Hunter and Devon Bostick, who grew up on the water, opened their first venture, Sea-La-Vie, at 11 Artisans Way near North Main Street in Berlin. Inside, the products run the gamut from sea-themed cook’s tools, potpourri and bath products, jewelry, notecards, children’s gifts, and pet toys and collars. The sisters had been talking about opening a store for about five years, and came together when one awoke the other with the idea in the middle of the night.
Eric J. Belardo, one of five local entrepreneurs featured in Maryland’s “Pitch Across America 2.0” bus campaign this past summer, opened his Digital Youth Experience extra curriculum technology programs in part to help stem the flow of the “brain drain” from the Eastern Shore.
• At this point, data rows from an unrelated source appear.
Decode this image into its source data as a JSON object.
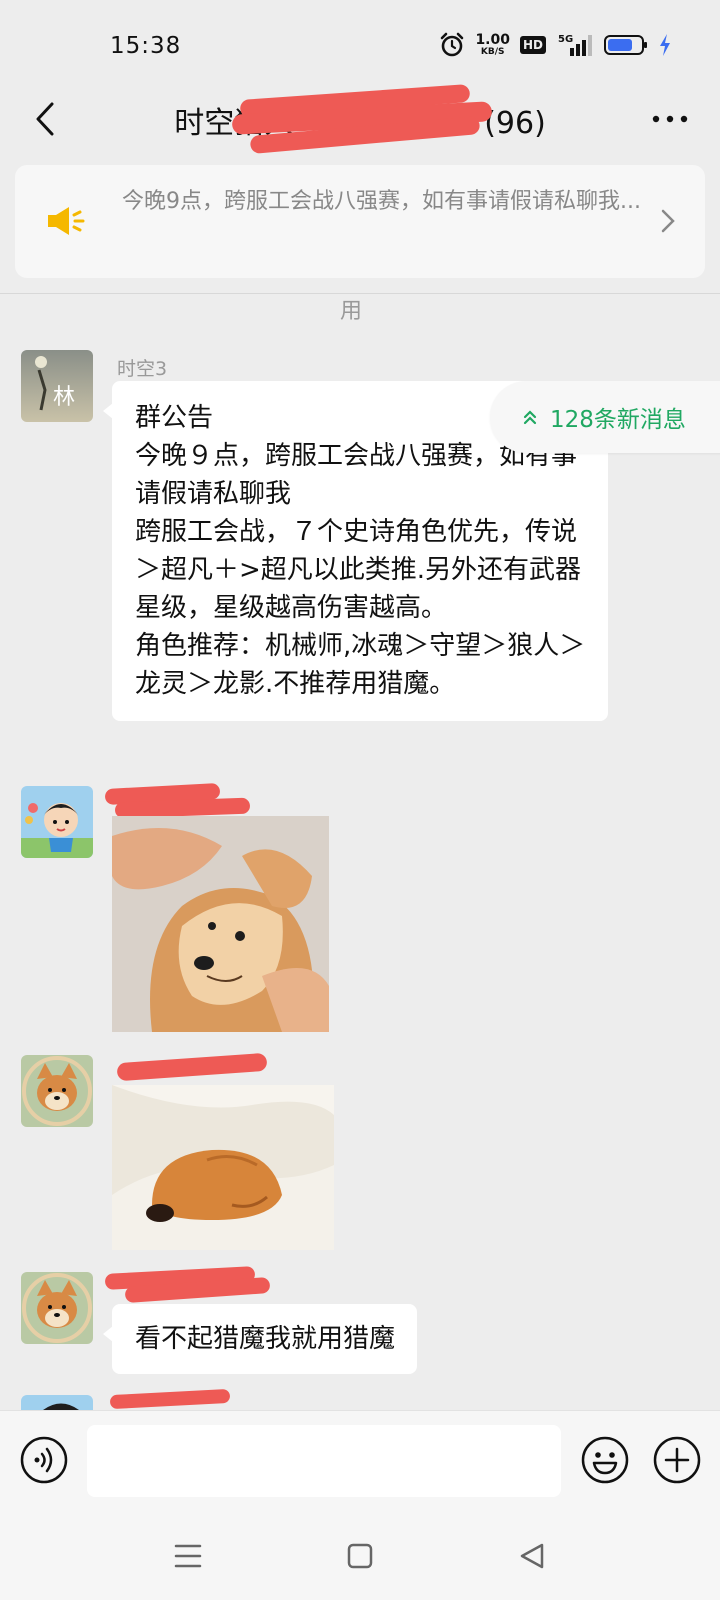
{
  "status_bar": {
    "time": "15:38",
    "speed_value": "1.00",
    "speed_unit": "KB/S",
    "hd_label": "HD",
    "network_label": "5G"
  },
  "nav": {
    "title_prefix": "时空猎人",
    "title_suffix": "(96)"
  },
  "announcement": {
    "text": "今晚9点，跨服工会战八强赛，如有事请假请私聊我..."
  },
  "partial_text": "用",
  "new_messages": {
    "label": "128条新消息",
    "color": "#20a862"
  },
  "messages": [
    {
      "sender": "时空3",
      "avatar_text": "林",
      "type": "text",
      "text": "群公告\n今晚９点，跨服工会战八强赛，如有事请假请私聊我\n跨服工会战，７个史诗角色优先，传说＞超凡＋>超凡以此类推.另外还有武器星级，星级越高伤害越高。\n角色推荐：机械师,冰魂＞守望＞狼人＞龙灵＞龙影.不推荐用猎魔。"
    },
    {
      "sender": "",
      "type": "image",
      "image": "shiba-petted-by-hands"
    },
    {
      "sender": "",
      "type": "image",
      "image": "puppy-curled-in-bed"
    },
    {
      "sender": "",
      "type": "text",
      "text": "看不起猎魔我就用猎魔"
    },
    {
      "sender": "",
      "type": "partial"
    }
  ],
  "input": {
    "placeholder": ""
  },
  "colors": {
    "background": "#ededed",
    "bubble": "#ffffff",
    "accent_green": "#20a862",
    "redaction": "#ee5a55",
    "announce_icon": "#f5b800"
  }
}
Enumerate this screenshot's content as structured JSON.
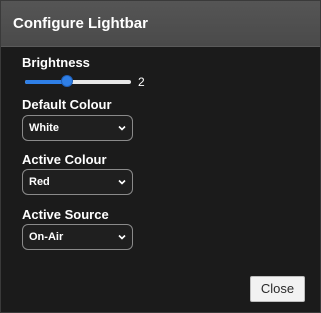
{
  "dialog": {
    "title": "Configure Lightbar",
    "close_label": "Close"
  },
  "brightness": {
    "label": "Brightness",
    "value": "2",
    "level_fraction": 0.4
  },
  "default_colour": {
    "label": "Default Colour",
    "selected": "White"
  },
  "active_colour": {
    "label": "Active Colour",
    "selected": "Red"
  },
  "active_source": {
    "label": "Active Source",
    "selected": "On-Air"
  },
  "icons": {
    "select_chevron": "chevron-down-icon"
  },
  "colors": {
    "accent": "#2f7fe6",
    "background": "#1b1b1b",
    "titlebar": "#4e4e4e"
  }
}
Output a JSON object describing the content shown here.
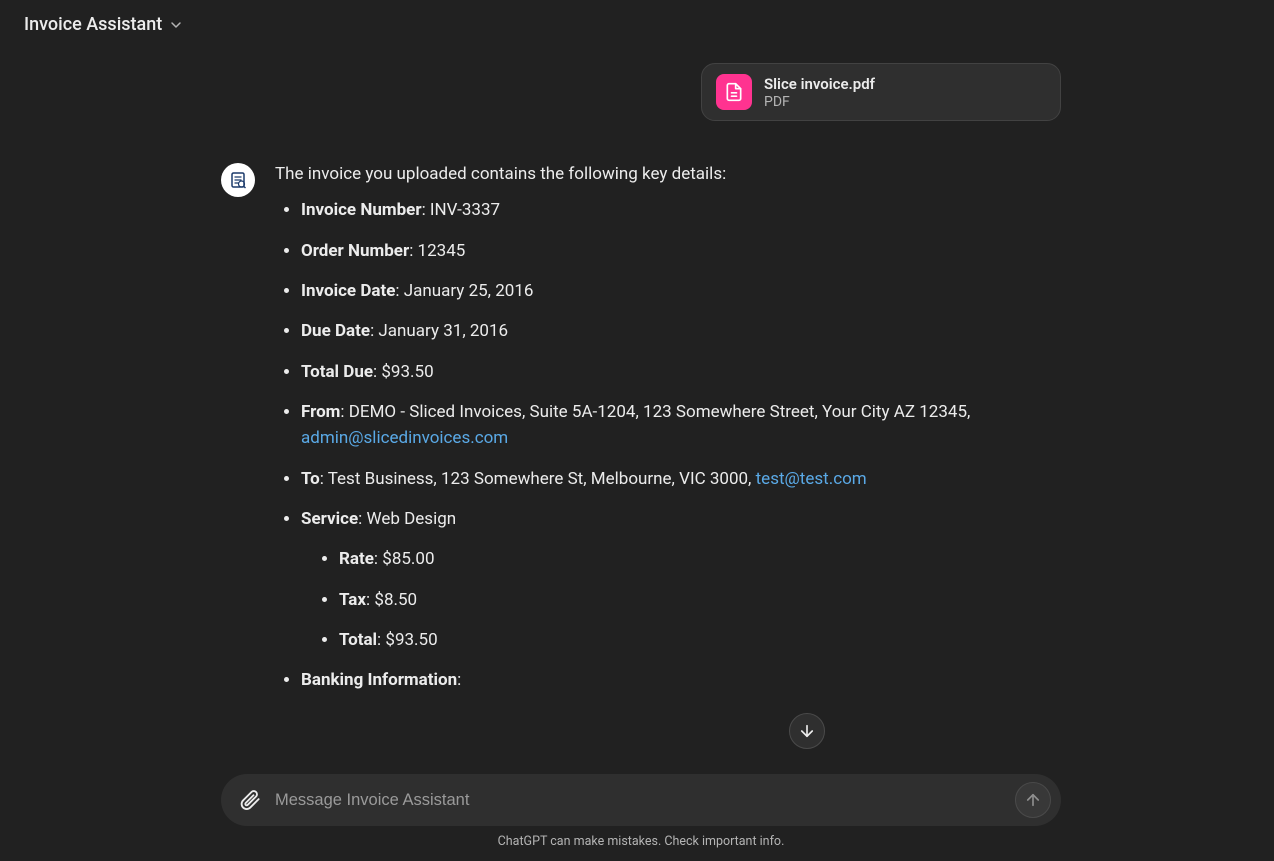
{
  "header": {
    "title": "Invoice Assistant"
  },
  "user_message": {
    "attachment": {
      "name": "Slice invoice.pdf",
      "type": "PDF"
    }
  },
  "assistant_message": {
    "intro": "The invoice you uploaded contains the following key details:",
    "items": {
      "invoice_number": {
        "label": "Invoice Number",
        "value": "INV-3337"
      },
      "order_number": {
        "label": "Order Number",
        "value": "12345"
      },
      "invoice_date": {
        "label": "Invoice Date",
        "value": "January 25, 2016"
      },
      "due_date": {
        "label": "Due Date",
        "value": "January 31, 2016"
      },
      "total_due": {
        "label": "Total Due",
        "value": "$93.50"
      },
      "from": {
        "label": "From",
        "value": "DEMO - Sliced Invoices, Suite 5A-1204, 123 Somewhere Street, Your City AZ 12345, ",
        "link": "admin@slicedinvoices.com"
      },
      "to": {
        "label": "To",
        "value": "Test Business, 123 Somewhere St, Melbourne, VIC 3000, ",
        "link": "test@test.com"
      },
      "service": {
        "label": "Service",
        "value": "Web Design",
        "sub": {
          "rate": {
            "label": "Rate",
            "value": "$85.00"
          },
          "tax": {
            "label": "Tax",
            "value": "$8.50"
          },
          "total": {
            "label": "Total",
            "value": "$93.50"
          }
        }
      },
      "banking": {
        "label": "Banking Information",
        "value": ""
      }
    }
  },
  "composer": {
    "placeholder": "Message Invoice Assistant"
  },
  "footer": {
    "note": "ChatGPT can make mistakes. Check important info."
  }
}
The company is located at 9925 Stephen Decatur Highway, in the Teal Marsh Center. There he teaches students from ages 10-99 years old information technology and provides software development opportunities to what he hopes will be the area’s emerging IT workforce.
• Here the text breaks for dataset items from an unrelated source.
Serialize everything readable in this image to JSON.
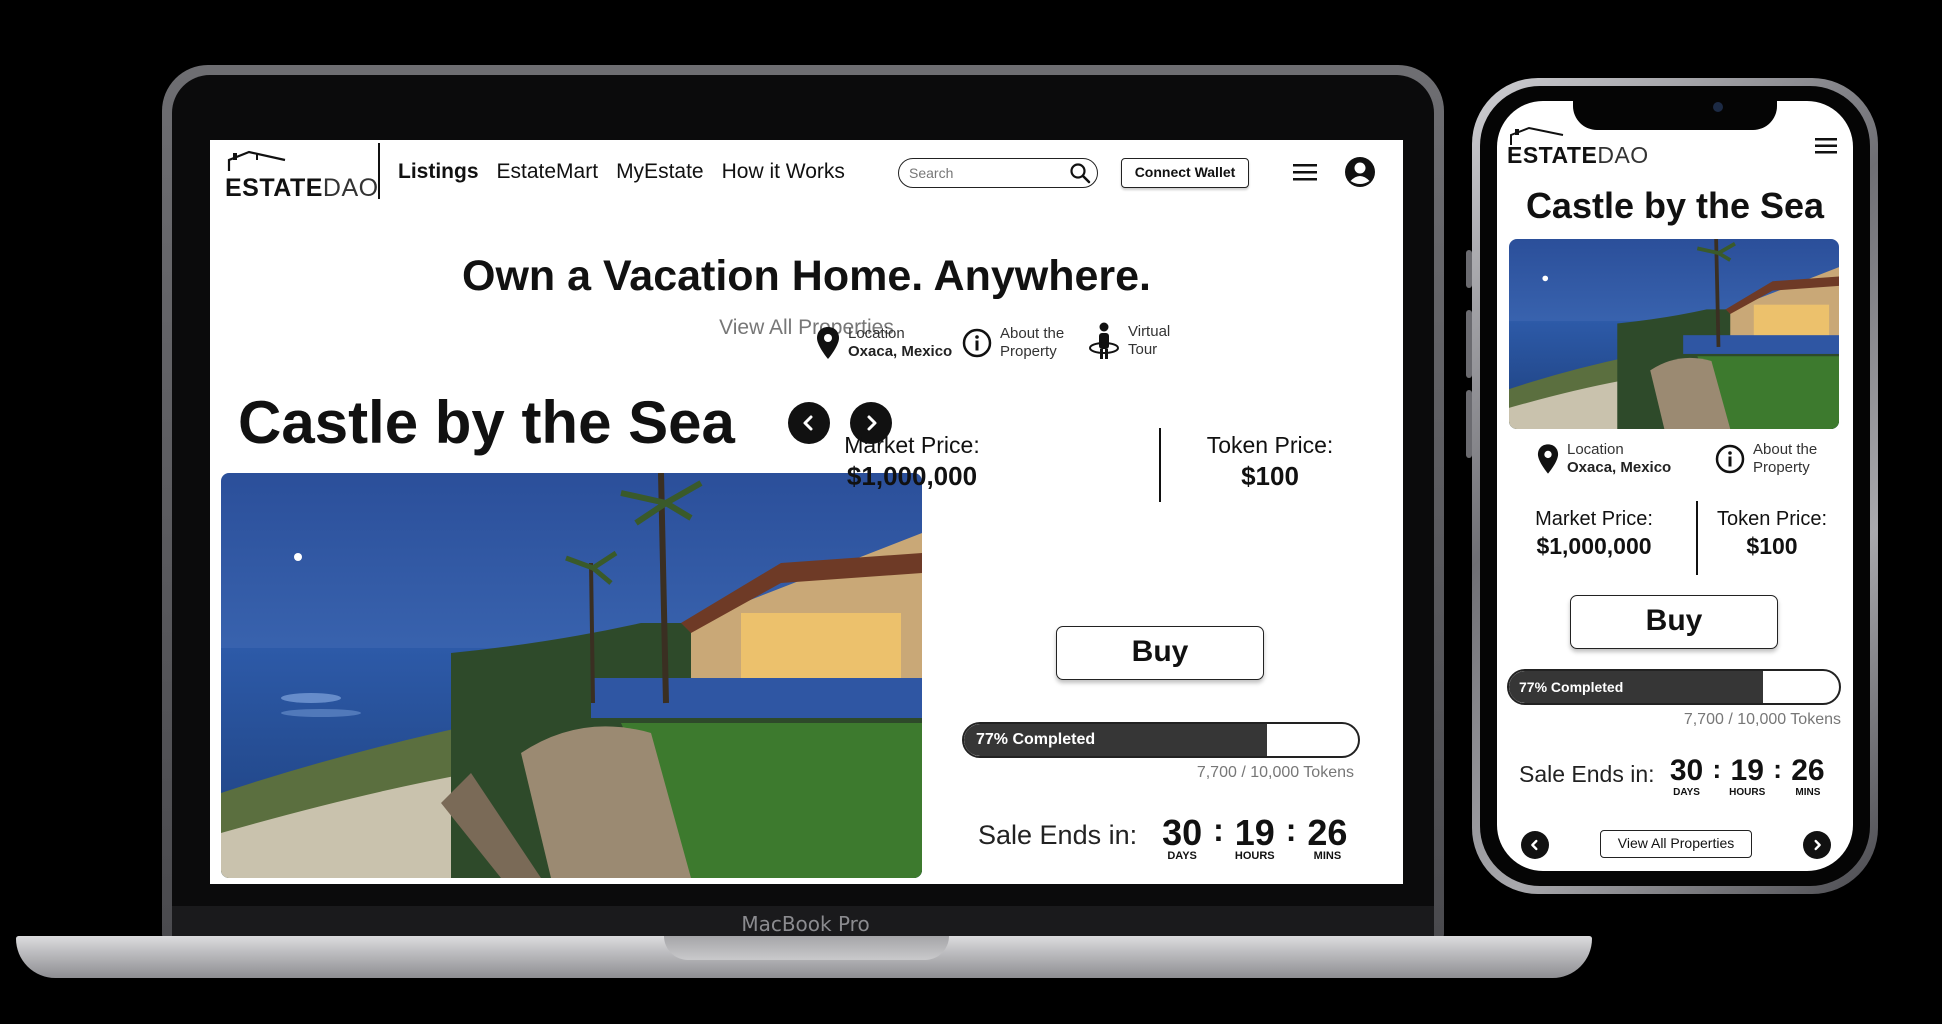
{
  "brand": {
    "logo_bold": "ESTATE",
    "logo_light": "DAO"
  },
  "nav": {
    "items": [
      {
        "label": "Listings",
        "active": true
      },
      {
        "label": "EstateMart",
        "active": false
      },
      {
        "label": "MyEstate",
        "active": false
      },
      {
        "label": "How it Works",
        "active": false
      }
    ]
  },
  "search": {
    "placeholder": "Search"
  },
  "header": {
    "connect_wallet": "Connect Wallet"
  },
  "hero": {
    "title": "Own a Vacation Home. Anywhere.",
    "subtitle": "View All Properties"
  },
  "property": {
    "title": "Castle by the Sea",
    "location_label": "Location",
    "location_value": "Oxaca, Mexico",
    "about_line1": "About the",
    "about_line2": "Property",
    "tour_line1": "Virtual",
    "tour_line2": "Tour",
    "market_price_label": "Market Price:",
    "market_price": "$1,000,000",
    "token_price_label": "Token Price:",
    "token_price": "$100",
    "buy_label": "Buy",
    "progress_label": "77% Completed",
    "progress_percent": 77,
    "tokens_text": "7,700 / 10,000 Tokens",
    "sale_label": "Sale Ends in:",
    "days": "30",
    "days_label": "DAYS",
    "hours": "19",
    "hours_label": "HOURS",
    "mins": "26",
    "mins_label": "MINS"
  },
  "device": {
    "laptop_label": "MacBook Pro"
  },
  "mobile": {
    "view_all": "View All Properties"
  },
  "colors": {
    "accent_dark": "#363636",
    "text": "#111111",
    "muted": "#777777"
  }
}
November:  Don Klein, of Newark, expanded his 10-year-old Shoreline Auto Sales dealership by opening a location across Route 50 from Stephen Decatur High School at 10621 Ocean Gateway. Klein, a former insurance company auto appraiser from New Jersey, does much of the purchasing, detailing, and repair work himself. The dealership’s inventory features Jeeps, muscle cars, imports and pick-up trucks, most of which cost less than $10,000. Klein said his goal was to provide affordable, reliable transportation first time buyers, young drivers and purchasers on tight budgets who were looking for dependable commuter cars.
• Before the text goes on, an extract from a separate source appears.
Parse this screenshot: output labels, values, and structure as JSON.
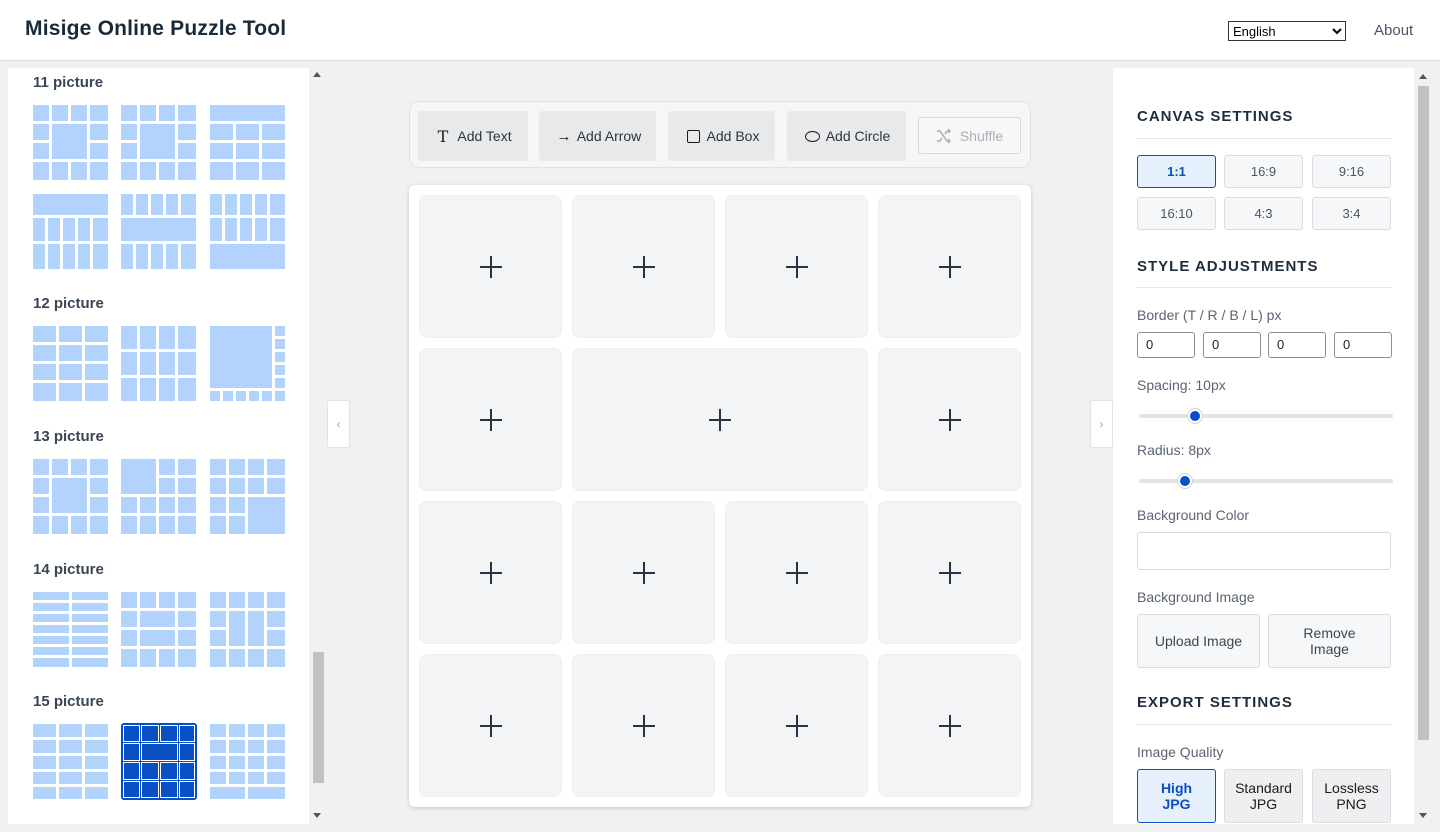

Sisters-in-law, Nancy and Susan Taylor had been raising alpacas in Berlin for two years and opened Ocean Breeze Alpacas when they discovered they needed an outlet for all the yarn they were producing. The loft above a barn was remodeled into a store and meeting spot for fiber-philes, who enjoyed coming over to chat and knit. The farm is located northwest of the Town of Berlin on the westbound span of Route 50, just north of the Maryland State Police Berlin Barrack. Business hours are on weekends leading up to Christmas, from 11 a.m. to 5 p.m.
December:  Kate Bathon made one of her husband’s business ideas a reality by opening the Enchanted Beauty Salon & Spa in a home-like setting at 11220 Beauchamp Rd., across the road from St. John Neumann’s Catholic Church. Certified stylist Dana Moreau, brings 27 years of hair styling experience with her to the salon, which includes a hardwood floored and paneled wall room overlooking a wraparound back deck and plenty of natural light.